2020 was a year like no other, and the COVID-19 pandemic made a hostile takeover of our lives. Since the first reports of a cluster of cases of pneumonia on 31 December 2019, SARS-CoV-2 has infected nearly 90 million people and led to almost 2 million deaths. The pandemic has deeply affected the lives and livelihoods of people and nations worldwide.

Credit: Peter Zelei Images / Moment / Getty

The scientific community’s mobilization and response to the pandemic has been nothing short of extraordinary and we have experienced it first-hand. In the early stages of the pandemic, we made a social media call for papers on COVID-19 with a behavioural angle and direct policy relevance. In an editorial in April 2020, we announced expedited processing of time-sensitive COVID-19 research, including joining an initiative led by Christopher Chambers, Registered Reports editor at Royal Society Open Science, to expedite the processing of COVID-19-related Registered Reports.
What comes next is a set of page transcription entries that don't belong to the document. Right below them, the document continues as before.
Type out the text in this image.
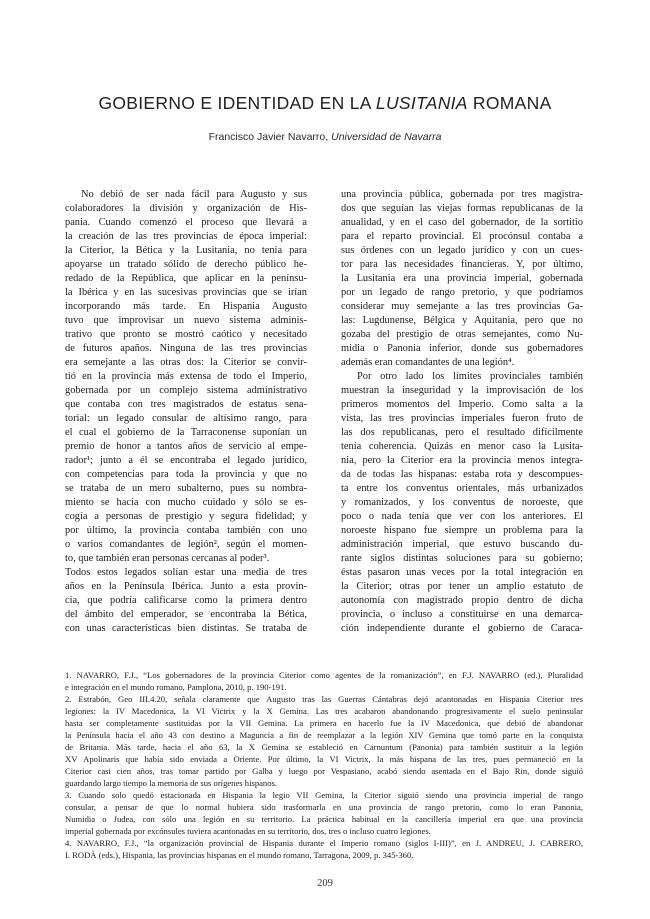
GOBIERNO E IDENTIDAD EN LA LUSITANIA ROMANA
Francisco Javier Navarro, Universidad de Navarra
No debió de ser nada fácil para Augusto y sus
colaboradores la división y organización de His-
pania. Cuando comenzó el proceso que llevará a
la creación de las tres provincias de época imperial:
la Citerior, la Bética y la Lusitania, no tenía para
apoyarse un tratado sólido de derecho público he-
redado de la República, que aplicar en la penínsu-
la Ibérica y en las sucesivas provincias que se irían
incorporando más tarde. En Hispania Augusto
tuvo que improvisar un nuevo sistema adminis-
trativo que pronto se mostró caótico y necesitado
de futuros apaños. Ninguna de las tres provincias
era semejante a las otras dos: la Citerior se convir-
tió en la provincia más extensa de todo el Imperio,
gobernada por un complejo sistema administrativo
que contaba con tres magistrados de estatus sena-
torial: un legado consular de altísimo rango, para
el cual el gobierno de la Tarraconense suponían un
premio de honor a tantos años de servicio al empe-
rador¹; junto a él se encontraba el legado jurídico,
con competencias para toda la provincia y que no
se trataba de un mero subalterno, pues su nombra-
miento se hacía con mucho cuidado y sólo se es-
cogía a personas de prestigio y segura fidelidad; y
por último, la provincia contaba también con uno
o varios comandantes de legión², según el momen-
to, que también eran personas cercanas al poder³.
Todos estos legados solían estar una media de tres
años en la Península Ibérica. Junto a esta provin-
cia, que podría calificarse como la primera dentro
del ámbito del emperador, se encontraba la Bética,
con unas características bien distintas. Se trataba de
una provincia pública, gobernada por tres magistra-
dos que seguían las viejas formas republicanas de la
anualidad, y en el caso del gobernador, de la sortitio
para el reparto provincial. El procónsul contaba a
sus órdenes con un legado jurídico y con un cues-
tor para las necesidades financieras. Y, por último,
la Lusitania era una provincia imperial, gobernada
por un legado de rango pretorio, y que podríamos
considerar muy semejante a las tres provincias Ga-
las: Lugdunense, Bélgica y Aquitania, pero que no
gozaba del prestigio de otras semejantes, como Nu-
midia o Panonia inferior, donde sus gobernadores
además eran comandantes de una legión⁴.
Por otro lado los límites provinciales también
muestran la inseguridad y la improvisación de los
primeros momentos del Imperio. Como salta a la
vista, las tres provincias imperiales fueron fruto de
las dos republicanas, pero el resultado difícilmente
tenía coherencia. Quizás en menor caso la Lusita-
nia, pero la Citerior era la provincia menos integra-
da de todas las hispanas: estaba rota y descompues-
ta entre los conventus orientales, más urbanizados
y romanizados, y los conventus de noroeste, que
poco o nada tenía que ver con los anteriores. El
noroeste hispano fue siempre un problema para la
administración imperial, que estuvo buscando du-
rante siglos distintas soluciones para su gobierno;
éstas pasaron unas veces por la total integración en
la Citerior; otras por tener un amplio estatuto de
autonomía con magistrado propio dentro de dicha
provincia, o incluso a constituirse en una demarca-
ción independiente durante el gobierno de Caraca-
1. NAVARRO, F.J., “Los gobernadores de la provincia Citerior como agentes de la romanización”, en F.J. NAVARRO (ed.), Pluralidad
e integración en el mundo romano, Pamplona, 2010, p. 190-191.
2. Estrabón, Geo III.4.20, señala claramente que Augusto tras las Guerras Cántabras dejó acantonadas en Hispania Citerior tres
legiones: la IV Macedonica, la VI Victrix y la X Gemina. Las tres acabaron abandonando progresivamente el suelo peninsular
hasta ser completamente sustituidas por la VII Gemina. La primera en hacerlo fue la IV Macedonica, que debió de abandonar
la Península hacia el año 43 con destino a Maguncia a fin de reemplazar a la legión XIV Gemina que tomó parte en la conquista
de Britania. Más tarde, hacia el año 63, la X Gemina se estableció en Carnuntum (Panonia) para también sustituir a la legión
XV Apolinaris que había sido enviada a Oriente. Por último, la VI Victrix, la más hispana de las tres, pues permaneció en la
Citerior casi cien años, tras tomar partido por Galba y luego por Vespasiano, acabó siendo asentada en el Bajo Rin, donde siguió
guardando largo tiempo la memoria de sus orígenes hispanos.
3. Cuando solo quedó estacionada en Hispania la legio VII Gemina, la Citerior siguió siendo una provincia imperial de rango
consular, a pensar de que lo normal hubiera sido trasformarla en una provincia de rango pretorio, como lo eran Panonia,
Numidia o Judea, con sólo una legión en su territorio. La práctica habitual en la cancillería imperial era que una provincia
imperial gobernada por excónsules tuviera acantonadas en su territorio, dos, tres o incluso cuatro legiones.
4. NAVARRO, F.J., “la organización provincial de Hispania durante el Imperio romano (siglos I-III)”, en J. ANDREU, J. CABRERO,
I. RODÀ (eds.), Hispania, las provincias hispanas en el mundo romano, Tarragona, 2009, p. 345-360.
209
Since March, and through to the end of 2020, we received more than 600 COVID-19-related research submissions and in excess of 150 pandemic-relevant non-research (i.e., review and opinion) submissions. We expedited the processing of time-sensitive COVID-19 research, reaching initial decisions on these manuscripts on median within one working day and expediting the peer review process of submissions taken forward to review.

We are grateful to all scientists who give us the opportunity to consider their work and to the dozens of reviewers who have provided rapid and exceptionally high-quality feedback on time-critical submissions. We are thrilled to see the broad impact of our published COVID-19-related content, both on science and especially on policy. We are featuring all our COVID-19-related content on a dedicated collection (https://www.nature.com/collections/human-behaviour-covid-19) that is continuously updated with new content as it becomes available.

2021 starts with the hope of bringing the pandemic under control. Vaccine development has proceeded at an unprecedented pace and vaccine rollout is under way in more than 30 countries, with more countries added to the list almost by the day. However, the crisis is very far from over. Infections are soaring in several countries and population-wide vaccination faces numerous challenges unlikely to be substantively resolved before 2022. According to one estimate, in the most optimistic scenario where vaccine production fully meets stated targets, it would take 6 to 7 months to produce enough vaccines to achieve herd immunity by protecting at least 60–80% of the world population (https://www.bmj.com/content/371/bmj.m4704). Even then, vaccine hesitancy, distribution, healthcare capacity limitations, affordability, and a host of other challenges will need to be overcome.

While the fight against COVID-19 continues, we also continue to strongly encourage the submission of COVID-19 related research to our journal, addressing any aspect of the pandemic within the journal’s scope of either immediate (and targeted towards assisting the policy response) or longer-term relevance. At the same time, we recognize the extraordinary burden of expedited peer review on our reviewers, who have gone above and beyond in their service by dedicating time that is hard to spare to rapidly evaluate research. We will continue to support global efforts to fight the pandemic by expediting COVID-19 research, but going forward expedited processing will be reserved for highly time-sensitive COVID-19 research articles or registered reports of immediate policy relevance. This will allow us to make sure that peer-reviewed research of high immediate relevance reaches the public as soon as possible, while ensuring that we prevent reviewer burnout and treat non-urgent research submissions equitably, regardless of topic area.

If nothing else, this pandemic has shown that the scientific community—across disciplines and straddling scientific boundaries—can rise to meet an extreme global challenge with speed, determination, and a strong sense of its social responsibility. We are proud to be part of this effort and will continue supporting scientists and policy makers in making COVID-19 a challenge of the past.